I'm catching up on 30 Rock, watching episodes on my Kindle Fire. According to Tina Fay in her book, Bossypants, she insisted that Alec Baldwin had to play her boss. He's perfect in the role, because you know he is playing himself and he is too dumb to catch on.
I think you have picked out things that are fatally flawed. Roth is very limited, yes, but I can't get around him. I have never been to Niagara Falls, so I can't say anything about that. Byatt has her moments, but I prefer Drabble.
One of my blogger friends is saying that Almodovar is "unconvincing," so a rebellion against things that are good but not good enough must be going around.
This is not the same as just plain bad stuff, like Franzen's Freedom.
I'm a little tired of today's atmosphere around books, celebrities, travel and so on, which is mostly hype.
My husband suggest that every generation should destroy all the art, music, and literature of the past and start all over again. Give every kid a flute, a pencil and paper, and a lump of clay.

Julia said...

Berlioz is the Beaujolais of composers.

Rouchswalwe said...

Beer: Bud Light (Swillish, dank, torpid).

Occasional Speeder said...

Food - turkey (large beyond reason, dry, unjustly celebrated)

Roderick Robinson said...

All: Bless you all for getting the idea. Actually, picking three appropriate yet different adjectives is quite a discipline.

Hattie: There is something about AB (perhaps his lack of an upper lip) that makes him unbearable to look at. Also his body is the very shape of smugness.

You've done very well considering this was a list very much slanted towards British culture. It is also, inevitably, personal. I am a great Almodovar fan but I wouldn't start sending faeces-filled envelopes to the person who finds him "unconvincing"

I would link your fourth and fifth paragraphs together. One reason for not enjoying Franzen is because of the "atmosphere" he attracts. As a result I find him overrated.

Your husband's proposal is the most radical I have ever heard but in the Works Well house there are many mansions. If self-generated criticism (in the old meaning of the word; not just slamming) is to be reborn perhaps this is the way to go.

Julia: Go to the top of the class. There you'll find a glass of Vosne-Romanée and an MP3 player uttering K622.

RW (zS): You've let your outraged feelings get ahead of your word selection: swillish and dank are too close in meaning. But 9/10 for passion.

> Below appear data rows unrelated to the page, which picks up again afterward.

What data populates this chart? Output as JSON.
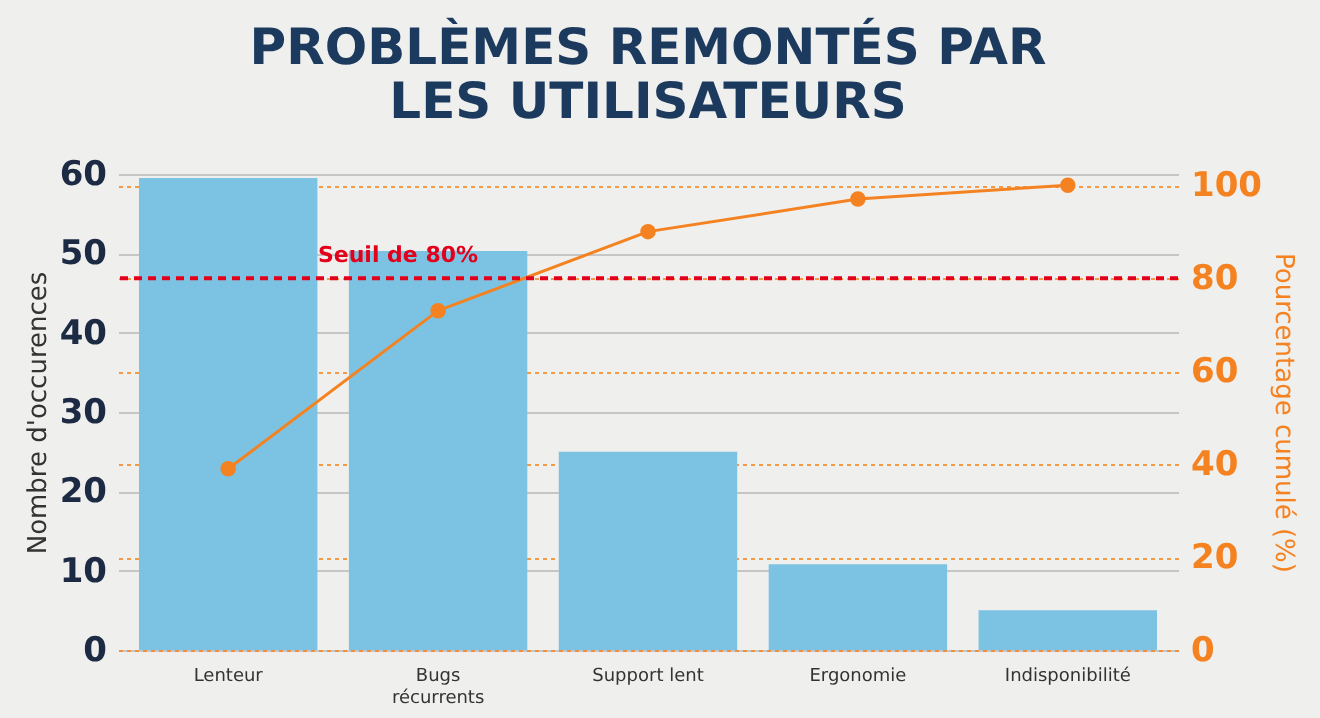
{
  "chart_data": {
    "type": "bar",
    "title": "PROBLÈMES REMONTÉS PAR LES UTILISATEURS",
    "categories": [
      "Lenteur",
      "Bugs récurrents",
      "Support lent",
      "Ergonomie",
      "Indisponibilité"
    ],
    "ylabel": "Nombre d'occurences",
    "y2label": "Pourcentage cumulé (%)",
    "ylim": [
      0,
      60
    ],
    "yticks": [
      0,
      10,
      20,
      30,
      40,
      50,
      60
    ],
    "y2lim": [
      0,
      102.4
    ],
    "y2ticks": [
      0,
      20,
      40,
      60,
      80,
      100
    ],
    "grid": true,
    "marker": "circle",
    "line_style": "solid",
    "series": [
      {
        "color": "#7cc3e3",
        "values": [
          59.5,
          50.3,
          25,
          10.8,
          5
        ]
      },
      {
        "type": "line",
        "axis": "y2",
        "color": "#f58220",
        "values": [
          39,
          73,
          90,
          97,
          100
        ]
      }
    ],
    "ref_lines": [
      {
        "axis": "y2",
        "value": 80,
        "label": "Seuil de 80%",
        "color": "#e3001b",
        "line_style": "dashed"
      }
    ]
  }
}
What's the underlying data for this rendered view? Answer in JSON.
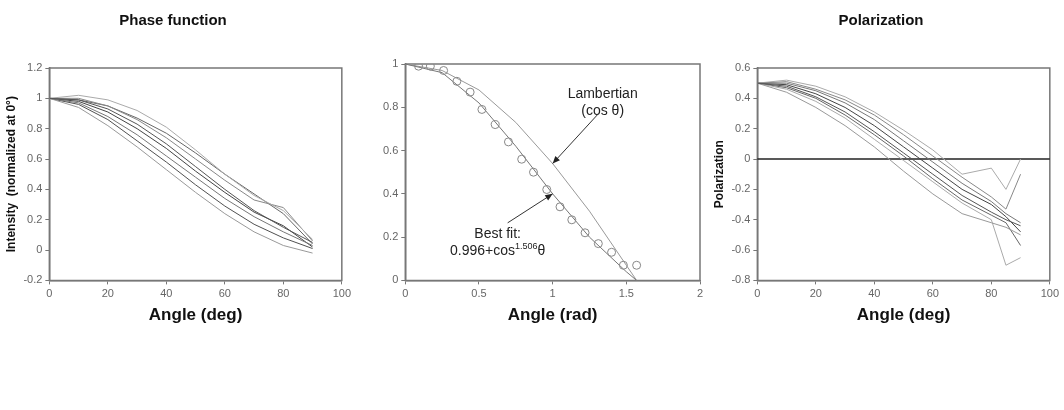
{
  "chart_data": [
    {
      "type": "line",
      "title": "Phase function",
      "xlabel": "Angle (deg)",
      "ylabel": "Intensity  (normalized at 0°)",
      "x": [
        0,
        10,
        20,
        30,
        40,
        50,
        60,
        70,
        80,
        90
      ],
      "xlim": [
        0,
        100
      ],
      "xticks": [
        0,
        20,
        40,
        60,
        80,
        100
      ],
      "ylim": [
        -0.2,
        1.2
      ],
      "yticks": [
        -0.2,
        0,
        0.2,
        0.4,
        0.6,
        0.8,
        1,
        1.2
      ],
      "grid": false,
      "legend": false,
      "marker": "none",
      "series": [
        {
          "color": "#555555",
          "values": [
            1,
            0.99,
            0.93,
            0.83,
            0.7,
            0.55,
            0.4,
            0.26,
            0.15,
            0.05
          ]
        },
        {
          "color": "#777777",
          "values": [
            1,
            0.97,
            0.88,
            0.76,
            0.62,
            0.48,
            0.34,
            0.22,
            0.12,
            0.03
          ]
        },
        {
          "color": "#aaaaaa",
          "values": [
            1,
            1.02,
            0.99,
            0.92,
            0.81,
            0.66,
            0.5,
            0.36,
            0.26,
            0.07
          ]
        },
        {
          "color": "#999999",
          "values": [
            1,
            0.94,
            0.82,
            0.68,
            0.53,
            0.38,
            0.24,
            0.12,
            0.03,
            -0.02
          ]
        },
        {
          "color": "#888888",
          "values": [
            1,
            1,
            0.95,
            0.86,
            0.74,
            0.6,
            0.46,
            0.33,
            0.28,
            0.06
          ]
        },
        {
          "color": "#444444",
          "values": [
            1,
            0.98,
            0.91,
            0.8,
            0.67,
            0.52,
            0.38,
            0.25,
            0.16,
            0.02
          ]
        },
        {
          "color": "#666666",
          "values": [
            1,
            0.99,
            0.95,
            0.87,
            0.77,
            0.64,
            0.5,
            0.37,
            0.24,
            0.04
          ]
        },
        {
          "color": "#505050",
          "values": [
            1,
            0.96,
            0.86,
            0.72,
            0.58,
            0.43,
            0.29,
            0.17,
            0.08,
            0.01
          ]
        }
      ]
    },
    {
      "type": "line",
      "xlabel": "Angle (rad)",
      "xlim": [
        0,
        2
      ],
      "xticks": [
        0,
        0.5,
        1,
        1.5,
        2
      ],
      "ylim": [
        0,
        1
      ],
      "yticks": [
        0,
        0.2,
        0.4,
        0.6,
        0.8,
        1
      ],
      "grid": false,
      "legend": false,
      "series": [
        {
          "type": "scatter",
          "marker": "circle",
          "color": "#888888",
          "x": [
            0.09,
            0.17,
            0.26,
            0.35,
            0.44,
            0.52,
            0.61,
            0.7,
            0.79,
            0.87,
            0.96,
            1.05,
            1.13,
            1.22,
            1.31,
            1.4,
            1.48,
            1.57
          ],
          "values": [
            0.99,
            0.99,
            0.97,
            0.92,
            0.87,
            0.79,
            0.72,
            0.64,
            0.56,
            0.5,
            0.42,
            0.34,
            0.28,
            0.22,
            0.17,
            0.13,
            0.07,
            0.07
          ]
        },
        {
          "marker": "none",
          "color": "#777777",
          "x": [
            0,
            0.25,
            0.5,
            0.75,
            1,
            1.25,
            1.5,
            1.57
          ],
          "values": [
            1,
            0.96,
            0.82,
            0.62,
            0.4,
            0.2,
            0.04,
            0
          ]
        },
        {
          "marker": "none",
          "color": "#999999",
          "x": [
            0,
            0.25,
            0.5,
            0.75,
            1,
            1.25,
            1.5,
            1.57
          ],
          "values": [
            1,
            0.97,
            0.88,
            0.73,
            0.54,
            0.32,
            0.07,
            0
          ]
        }
      ],
      "annotations": [
        {
          "text": "Lambertian\n(cos θ)",
          "x": 1,
          "y": 0.54
        },
        {
          "text": "Best fit:\n0.996+cos$^{1.506}$θ",
          "x": 1,
          "y": 0.4
        }
      ]
    },
    {
      "type": "line",
      "title": "Polarization",
      "xlabel": "Angle (deg)",
      "ylabel": "Polarization",
      "x": [
        0,
        10,
        20,
        30,
        40,
        50,
        60,
        70,
        80,
        85,
        90
      ],
      "xlim": [
        0,
        100
      ],
      "xticks": [
        0,
        20,
        40,
        60,
        80,
        100
      ],
      "ylim": [
        -0.8,
        0.6
      ],
      "yticks": [
        -0.8,
        -0.6,
        -0.4,
        -0.2,
        0,
        0.2,
        0.4,
        0.6
      ],
      "grid": false,
      "legend": false,
      "marker": "none",
      "ref_lines": [
        {
          "axis": "y",
          "value": 0,
          "color": "#222222"
        }
      ],
      "series": [
        {
          "color": "#555555",
          "values": [
            0.5,
            0.48,
            0.41,
            0.31,
            0.18,
            0.04,
            -0.1,
            -0.24,
            -0.35,
            -0.4,
            -0.44
          ]
        },
        {
          "color": "#777777",
          "values": [
            0.5,
            0.5,
            0.45,
            0.37,
            0.26,
            0.12,
            -0.02,
            -0.16,
            -0.28,
            -0.36,
            -0.42
          ]
        },
        {
          "color": "#aaaaaa",
          "values": [
            0.5,
            0.52,
            0.48,
            0.41,
            0.31,
            0.19,
            0.06,
            -0.1,
            -0.06,
            -0.2,
            0
          ]
        },
        {
          "color": "#999999",
          "values": [
            0.5,
            0.44,
            0.34,
            0.22,
            0.08,
            -0.08,
            -0.23,
            -0.36,
            -0.42,
            -0.45,
            -0.5
          ]
        },
        {
          "color": "#aaaaaa",
          "values": [
            0.5,
            0.46,
            0.38,
            0.27,
            0.13,
            -0.01,
            -0.15,
            -0.29,
            -0.4,
            -0.7,
            -0.65
          ]
        },
        {
          "color": "#444444",
          "values": [
            0.5,
            0.49,
            0.43,
            0.34,
            0.22,
            0.08,
            -0.06,
            -0.2,
            -0.3,
            -0.38,
            -0.48
          ]
        },
        {
          "color": "#666666",
          "values": [
            0.5,
            0.47,
            0.4,
            0.29,
            0.16,
            0.02,
            -0.13,
            -0.27,
            -0.37,
            -0.42,
            -0.57
          ]
        },
        {
          "color": "#888888",
          "values": [
            0.5,
            0.51,
            0.46,
            0.39,
            0.29,
            0.16,
            0.02,
            -0.12,
            -0.25,
            -0.33,
            -0.1
          ]
        }
      ]
    }
  ]
}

OS: May I try and improve a little? Unreasonably large, dry, overrated. As I say and as you can check from some of my feebies, it's a tough act.

The Crow said...

Raw oysters (snottish)

Occasional speeder said...

For some reason 'overated' just could not be found in my brain when I posted. You are spot on and lets celebrate the fact by making sure - once again - 'big bird' is rejected at our Christmas for something far more tasty.